Malaysia has a population of over 31.8 million people contributing to rich traditions encompassing the varied cultures making up the country. The demographic context includes ethnicity, population, language, religion, and vulnerable groups. Malaysia also has a diversified economy, upper middle-income economic status and is expected to achieve a high-income economy by 2024. Malaysia, a founding member of ASEAN, participates in several ASEAN programs and initiatives including ASEAN ERAT, ASEAN Safe Schools Initiative, and to ASEAN’s Disaster Emergency Logistics System (DELSA), a repository of relief goods and supplies housed in Malaysia for countries affected by disaster in the region.

Malaysia has several vulnerable groups, including children, the poor, and displaced persons. The country also faces potential threats to population health and development due to climate change. These impacts can affect food production, water provision, ecosystem disruption, outbreaks of infectious diseases and vector-borne diseases.10 Therefore, Malaysia has incorporated several strategies and implemented a framework to mitigate these threats with planned economic and civil progress set out in the Eleventh Malaysia Plan 2016-2020. The plan also identifies disaster management resilience against climate change and natural disaster strategies.

Malaysia faces potential threats to population health and development due to climate change.
For example, communities living in coastal regions are at risk of flooding due to sea-level rise. Increased temperatures and changes in precipitation patterns may cause an increase in malaria, cholera and dengue, and heat-stress. In addition, many climate hazards and extreme weather events, such as heat waves, heavy rainfall and droughts, and inland flooding, could become more frequent and more intense due to climate change. Flooding due to climate change could cause more drowning deaths and cause indirect effects. These impacts can affect food production, water provision, ecosystem disruption, infectious disease outbreak and vector-borne diseases.

Malaysia has an INFORM 2019 Natural Hazard and Exposure risk of 3.4/10. Additionally, Malaysia had the highest percentage of the population exposed to floods among ASEAN member states between July 2012 and January 2019.

The country has recently established a new disaster management structure. In 2015, the National Disaster Management Agency (NADMA), in the Office of the Prime Minister, became the lead disaster management agency for regional and international disaster management efforts. The disaster management organization structure continues under three levels: federal, state, and district.

Malaysia has an early warning system for earthquake, flood, and tsunami including Short Message Service (SMS) capabilities, and other technologies to alert communities of impending disaster risks.16 Malaysia has achieved women’s improved health status, greater educational attainment, and increased participation in higher paying occupations.

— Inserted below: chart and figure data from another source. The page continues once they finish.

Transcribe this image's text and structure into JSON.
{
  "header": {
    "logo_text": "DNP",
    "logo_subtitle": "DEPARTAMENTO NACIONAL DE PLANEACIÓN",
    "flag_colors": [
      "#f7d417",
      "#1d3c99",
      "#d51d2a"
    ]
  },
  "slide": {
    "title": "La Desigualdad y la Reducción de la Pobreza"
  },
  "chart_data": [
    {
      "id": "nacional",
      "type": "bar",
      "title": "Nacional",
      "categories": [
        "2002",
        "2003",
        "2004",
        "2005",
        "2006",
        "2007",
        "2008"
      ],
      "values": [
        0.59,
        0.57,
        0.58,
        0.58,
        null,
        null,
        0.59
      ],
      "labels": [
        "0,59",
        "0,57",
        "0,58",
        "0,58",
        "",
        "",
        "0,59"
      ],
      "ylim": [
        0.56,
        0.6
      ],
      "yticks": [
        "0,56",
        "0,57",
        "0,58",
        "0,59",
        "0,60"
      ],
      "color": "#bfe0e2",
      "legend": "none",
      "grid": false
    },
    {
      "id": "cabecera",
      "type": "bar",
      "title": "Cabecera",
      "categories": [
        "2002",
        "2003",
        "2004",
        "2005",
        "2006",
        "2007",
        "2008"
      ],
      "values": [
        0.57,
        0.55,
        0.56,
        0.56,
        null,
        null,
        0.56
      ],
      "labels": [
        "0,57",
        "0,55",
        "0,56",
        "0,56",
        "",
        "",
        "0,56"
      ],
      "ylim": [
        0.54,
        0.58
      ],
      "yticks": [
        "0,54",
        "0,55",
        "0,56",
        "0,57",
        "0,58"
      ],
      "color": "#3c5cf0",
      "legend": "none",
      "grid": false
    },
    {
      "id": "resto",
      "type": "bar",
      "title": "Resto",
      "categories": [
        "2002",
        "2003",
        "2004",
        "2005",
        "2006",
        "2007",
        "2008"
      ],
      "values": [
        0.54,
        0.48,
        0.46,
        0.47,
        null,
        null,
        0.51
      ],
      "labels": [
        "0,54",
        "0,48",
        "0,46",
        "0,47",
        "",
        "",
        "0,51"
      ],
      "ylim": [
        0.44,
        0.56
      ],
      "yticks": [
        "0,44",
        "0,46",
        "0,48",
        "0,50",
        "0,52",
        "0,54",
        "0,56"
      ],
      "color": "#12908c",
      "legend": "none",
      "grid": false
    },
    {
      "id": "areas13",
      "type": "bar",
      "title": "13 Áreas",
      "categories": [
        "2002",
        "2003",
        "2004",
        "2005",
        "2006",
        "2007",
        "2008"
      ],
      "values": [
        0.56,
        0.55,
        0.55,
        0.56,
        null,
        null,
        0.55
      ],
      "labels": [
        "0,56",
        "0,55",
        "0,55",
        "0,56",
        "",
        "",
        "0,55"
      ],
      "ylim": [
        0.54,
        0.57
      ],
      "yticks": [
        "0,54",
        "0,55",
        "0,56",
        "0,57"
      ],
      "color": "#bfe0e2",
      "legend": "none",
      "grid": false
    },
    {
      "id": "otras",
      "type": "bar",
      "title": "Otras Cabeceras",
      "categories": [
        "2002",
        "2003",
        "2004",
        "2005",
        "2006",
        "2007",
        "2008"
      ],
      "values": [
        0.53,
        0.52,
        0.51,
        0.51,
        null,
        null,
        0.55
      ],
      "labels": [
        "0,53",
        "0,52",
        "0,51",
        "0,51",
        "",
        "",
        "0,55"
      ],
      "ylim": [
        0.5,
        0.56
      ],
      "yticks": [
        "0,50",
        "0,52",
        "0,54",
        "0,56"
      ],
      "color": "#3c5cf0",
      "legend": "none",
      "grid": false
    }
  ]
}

Additionally, Malaysia recently established the parliamentary select committee on gender and equality rights, holding its first meeting in spring 2019 with intentions to improve the WPS agenda.

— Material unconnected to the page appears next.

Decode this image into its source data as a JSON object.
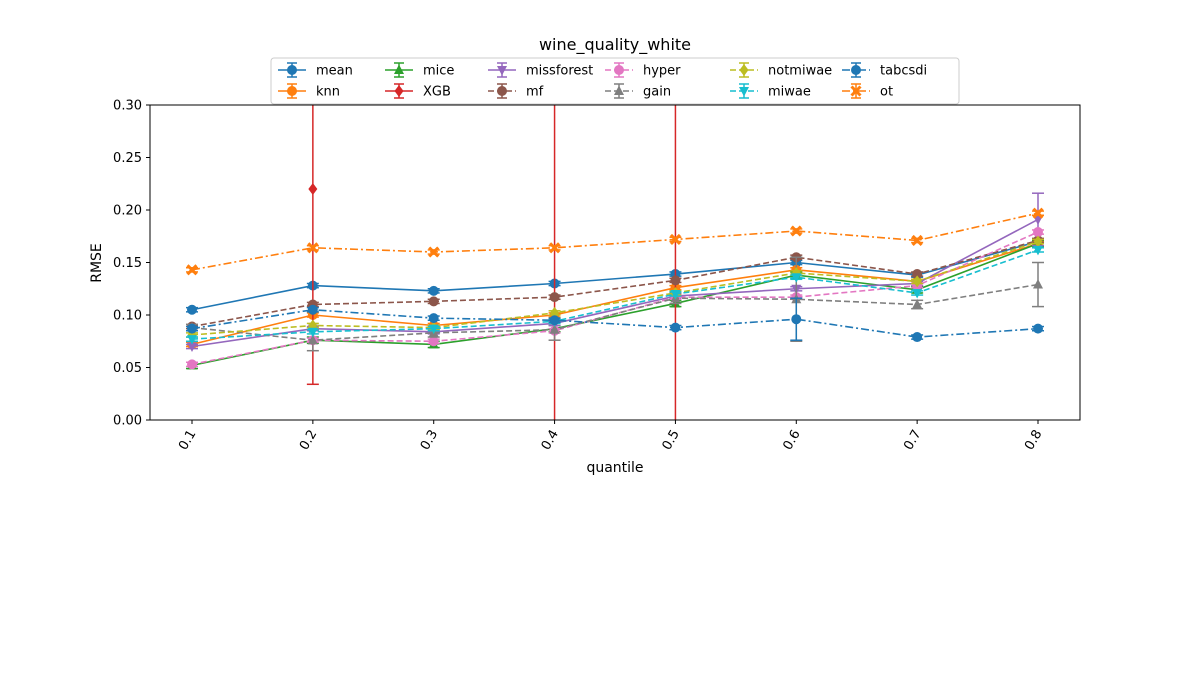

With the ratification of the Sendai Framework for Disaster Risk Reduction (2012-2030), Malaysia continues to place green emphasis to reduce disaster risks in the Mid-Term Review of the Eleventh Malaysia Plan (2016-2020). Therefore, disaster risk management, including risk reduction efforts, will be intensified by enhancing the integration of DRR initiatives, strengthening disaster preparedness and increasing capacity in disaster response.